The present application is described with reference to flowchart illustrations and/or block diagrams of methods, apparatus (systems), and computer program products according to embodiments of the application. It will be understood that each flow and/or block of the flow diagrams and/or block diagrams, and combinations of flows and/or blocks in the flow diagrams and/or block diagrams, can be implemented by computer program instructions.

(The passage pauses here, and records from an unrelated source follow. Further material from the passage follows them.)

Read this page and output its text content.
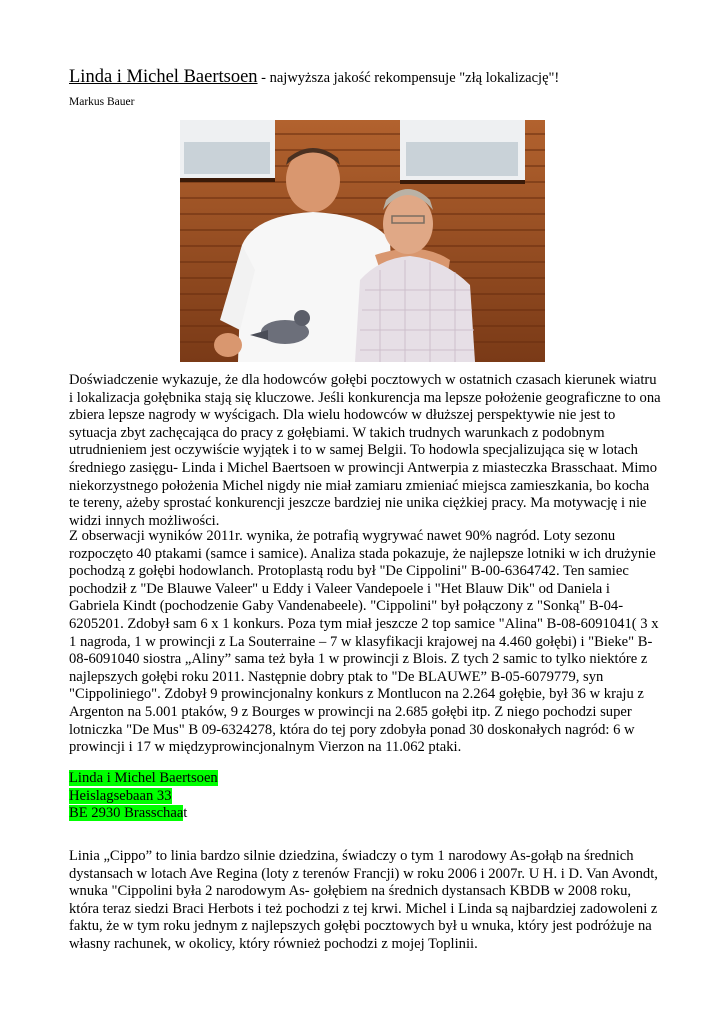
Linda i Michel Baertsoen - najwyższa jakość rekompensuje "złą lokalizację"!
Markus Bauer
Doświadczenie wykazuje, że dla hodowców gołębi pocztowych w ostatnich czasach kierunek wiatru i lokalizacja gołębnika stają się kluczowe. Jeśli konkurencja ma lepsze położenie geograficzne to ona zbiera lepsze nagrody w wyścigach. Dla wielu hodowców w dłuższej perspektywie nie jest to sytuacja zbyt zachęcająca do pracy z gołębiami. W takich trudnych warunkach z podobnym utrudnieniem jest oczywiście wyjątek i to w samej Belgii. To hodowla specjalizująca się w lotach średniego zasięgu- Linda i Michel Baertsoen w prowincji Antwerpia z miasteczka Brasschaat. Mimo niekorzystnego położenia Michel nigdy nie miał zamiaru zmieniać miejsca zamieszkania, bo kocha te tereny, ażeby sprostać konkurencji jeszcze bardziej nie unika ciężkiej pracy. Ma motywację i nie widzi innych możliwości.
Z obserwacji wyników 2011r. wynika, że potrafią wygrywać nawet 90% nagród. Loty sezonu rozpoczęto 40 ptakami (samce i samice). Analiza stada pokazuje, że najlepsze lotniki w ich drużynie pochodzą z gołębi hodowlanch. Protoplastą rodu był "De Cippolini" B-00-6364742. Ten samiec pochodził z "De Blauwe Valeer" u Eddy i Valeer Vandepoele i "Het Blauw Dik" od Daniela i Gabriela Kindt (pochodzenie Gaby Vandenabeele). "Cippolini" był połączony z "Sonką" B-04-6205201. Zdobył sam 6 x 1 konkurs. Poza tym miał jeszcze 2 top samice "Alina" B-08-6091041( 3 x 1 nagroda, 1 w prowincji z La Souterraine – 7 w klasyfikacji krajowej na 4.460 gołębi) i "Bieke" B-08-6091040 siostra „Aliny” sama też była 1 w prowincji z Blois. Z tych 2 samic to tylko niektóre z najlepszych gołębi roku 2011. Następnie dobry ptak to "De BLAUWE” B-05-6079779, syn "Cippoliniego". Zdobył 9 prowincjonalny konkurs z Montlucon na 2.264 gołębie, był 36 w kraju z Argenton na 5.001 ptaków, 9 z Bourges w prowincji na 2.685 gołębi itp. Z niego pochodzi super lotniczka "De Mus" B 09-6324278, która do tej pory zdobyła ponad 30 doskonałych nagród: 6 w prowincji i 17 w międzyprowincjonalnym Vierzon na 11.062 ptaki.
Linda i Michel Baertsoen
Heislagsebaan 33
BE 2930 Brasschaat
Linia „Cippo” to linia bardzo silnie dziedzina, świadczy o tym 1 narodowy As-gołąb na średnich dystansach w lotach Ave Regina (loty z terenów Francji) w roku 2006 i 2007r. U H. i D. Van Avondt, wnuka "Cippolini była 2 narodowym As- gołębiem na średnich dystansach KBDB w 2008 roku, która teraz siedzi Braci Herbots i też pochodzi z tej krwi. Michel i Linda są najbardziej zadowoleni z faktu, że w tym roku jednym z najlepszych gołębi pocztowych był u wnuka, który jest podróżuje na własny rachunek, w okolicy, który również pochodzi z mojej Toplinii.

These computer program instructions may be provided to a processor of a general purpose computer, special purpose computer, embedded processor, or other programmable data processing apparatus to produce a machine, such that the instructions, which execute via the processor of the computer or other programmable data processing apparatus, create means for implementing the functions specified in the flowchart flow or flows and/or block diagram block or blocks.
These computer program instructions may also be stored in a computer-readable memory that can direct a computer or other programmable data processing apparatus to function in a particular manner, such that the instructions stored in the computer-readable memory produce an article of manufacture including instruction means which implement the function specified in the flowchart flow or flows and/or block diagram block or blocks.
These computer program instructions may also be loaded onto a computer or other programmable data processing apparatus to cause a series of operational steps to be performed on the computer or other programmable apparatus to produce a computer implemented process such that the instructions which execute on the computer or other programmable apparatus provide steps for implementing the functions specified in the flowchart flow or flows and/or block diagram block or blocks.
While the present invention has been described with reference to the embodiments shown in the drawings, the present invention is not limited to the embodiments, which are illustrative and not restrictive, and it will be apparent to those skilled in the art that various changes and modifications can be made therein without departing from the spirit and scope of the invention as defined in the appended claims.